The State Union of Serbia and Montenegro started the process of Accession to the European Union in November 2005, when negotiations over a Stabilisation and Association Agreement began. In May 2006, Montenegro voted for independence in a referendum and the State Union of Serbia and Montenegro was dissolved. Serbia continued with the existing negotiations, and separate negotiations were launched with Montenegro in September 2006. The Agreement was initialled on 15 March 2007 and officially signed on 15 October 2007. In 2010, the Commission issued a favourable opinion on Montenegro's application, identifying 7 key priorities that would need to be addressed for negotiations to begin, and the Council granted it candidate status. In December 2011, the Council launched the accession process with a view to opening negotiations in June 2012. The accession negotiations with Montenegro started on 29 June 2012.
Montenegro officially applied to join the EU on 15 December 2008. On 23 April 2009, the Council invited the European Commission to submit its opinion on the application. The Commission presented Montenegro with a questionnaire to assess its application on 22 July 2009. On 9 December 2009, Montenegro delivered its answers to the EC questionnaire. On 1 May 2010, the Stabilisation and Association Agreement (SAA) between Montenegro and the European Union came into force, after all the 27 member-states of EU had ratified the SAA. The European Commission on 9 November 2010 recommended Montenegro as candidate country. This candidate status was officially granted on 17 December 2010.
Montenegro is experiencing ecological, judicial and crime-related problems that may hinder its bid. Montenegro signed an agreement with the Bulgarian government in December 2007 in which Bulgaria will assist Montenegro with its Euro-Atlantic and EU integration for the following three years.

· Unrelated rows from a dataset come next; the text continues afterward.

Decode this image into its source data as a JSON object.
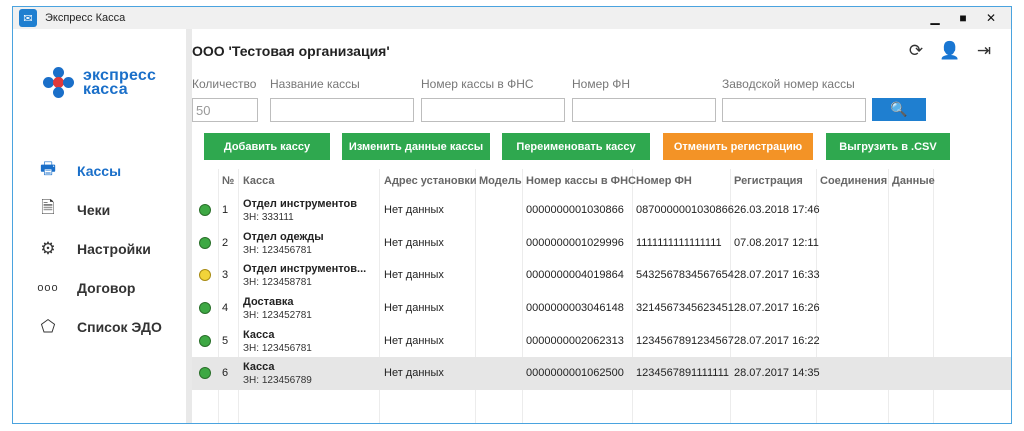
{
  "window": {
    "title": "Экспресс Касса"
  },
  "brand": {
    "line1": "экспресс",
    "line2": "касса"
  },
  "sidebar": {
    "items": [
      {
        "label": "Кассы",
        "icon": "cash-register-icon"
      },
      {
        "label": "Чеки",
        "icon": "receipt-icon"
      },
      {
        "label": "Настройки",
        "icon": "gear-icon"
      },
      {
        "label": "Договор",
        "icon": "dots-icon"
      },
      {
        "label": "Список ЭДО",
        "icon": "edo-list-icon"
      }
    ]
  },
  "header": {
    "org": "ООО 'Тестовая организация'"
  },
  "filters": {
    "count_label": "Количество",
    "count_value": "50",
    "name_label": "Название кассы",
    "fns_label": "Номер кассы в ФНС",
    "fn_label": "Номер ФН",
    "serial_label": "Заводской номер кассы"
  },
  "actions": {
    "add": "Добавить кассу",
    "edit": "Изменить данные кассы",
    "rename": "Переименовать кассу",
    "cancel_reg": "Отменить регистрацию",
    "export": "Выгрузить в .CSV"
  },
  "table": {
    "headers": {
      "num": "№",
      "kassa": "Касса",
      "address": "Адрес установки",
      "model": "Модель",
      "fns": "Номер кассы в ФНС",
      "fn": "Номер ФН",
      "reg": "Регистрация",
      "conn": "Соединения",
      "data": "Данные"
    },
    "rows": [
      {
        "num": "1",
        "name": "Отдел инструментов",
        "zn": "ЗН: 333111",
        "address": "Нет данных",
        "fns": "0000000001030866",
        "fn": "0870000001030866",
        "reg": "26.03.2018 17:46",
        "status": "green"
      },
      {
        "num": "2",
        "name": "Отдел одежды",
        "zn": "ЗН: 123456781",
        "address": "Нет данных",
        "fns": "0000000001029996",
        "fn": "1111111111111111",
        "reg": "07.08.2017 12:11",
        "status": "green"
      },
      {
        "num": "3",
        "name": "Отдел инструментов...",
        "zn": "ЗН: 123458781",
        "address": "Нет данных",
        "fns": "0000000004019864",
        "fn": "5432567834567654",
        "reg": "28.07.2017 16:33",
        "status": "yellow"
      },
      {
        "num": "4",
        "name": "Доставка",
        "zn": "ЗН: 123452781",
        "address": "Нет данных",
        "fns": "0000000003046148",
        "fn": "3214567345623451",
        "reg": "28.07.2017 16:26",
        "status": "green"
      },
      {
        "num": "5",
        "name": "Касса",
        "zn": "ЗН: 123456781",
        "address": "Нет данных",
        "fns": "0000000002062313",
        "fn": "1234567891234567",
        "reg": "28.07.2017 16:22",
        "status": "green"
      },
      {
        "num": "6",
        "name": "Касса",
        "zn": "ЗН: 123456789",
        "address": "Нет данных",
        "fns": "0000000001062500",
        "fn": "1234567891111111",
        "reg": "28.07.2017 14:35",
        "status": "green"
      }
    ]
  },
  "colors": {
    "accent": "#1f7fd0",
    "green": "#2fa84f",
    "orange": "#f39326"
  }
}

Montenegro has no currency of its own. Prior to the introduction of the euro in 2002, the Deutsche Mark was the de facto currency in all private and banking transactions. When the euro was introduced and the Deutsche Mark yielded, Montenegro began using the euro as well without any objections from the European Central Bank (ECB). The European Commission and the ECB have since voiced their discontent over Montenegro's unilateral use of the euro on several occasions.” A statement attached to their Stabilisation and Association Agreement with the EU read: "unilateral introduction of the euro was not compatible with the Treaty." The EU insists on the strict adherence to convergence criteria (such as spending at least 2 years in the ERMII system) which are not negotiable before euro adoption, but have not intervened to stop the unilateral adoption of the euro by Montenegro in 2002.
The issue is expected to be resolved through the negotiations process. The ECB has stated that the implications of unilateral euro adoption "would be spelled out at the latest in the event of possible negotiations on EU accession." Diplomats have suggested that it's unlikely Montenegro will be forced to withdraw the euro from circulation in their country.Radoje Zugi, Montenegro's Minister of Finance, has stated that "it would be extremely economically irrational to return to our own currency and then later to again go back to the euro." Instead, he hopes that Montenegro will be permitted to keep the euro and has promised "the government of Montenegro, will adopt some certain elements, which should fulfil the conditions for further use of the euro; such as adopting fiscal rules."
On 1 January 2008 the visa facilitation and readmission agreements between Montenegro and the EU entered into force. Montenegro was added to the list of visa exempt nationals on 19 December 2009, allowing their citizens to enter the Schengen Area, Bulgaria, Cyprus and Romania without a visa when traveling with biometric passports. Visa liberalisation process does not include travels to Ireland or the United Kingdom as these countries operate their own respective visa regimes outside of the Schengen Agreement.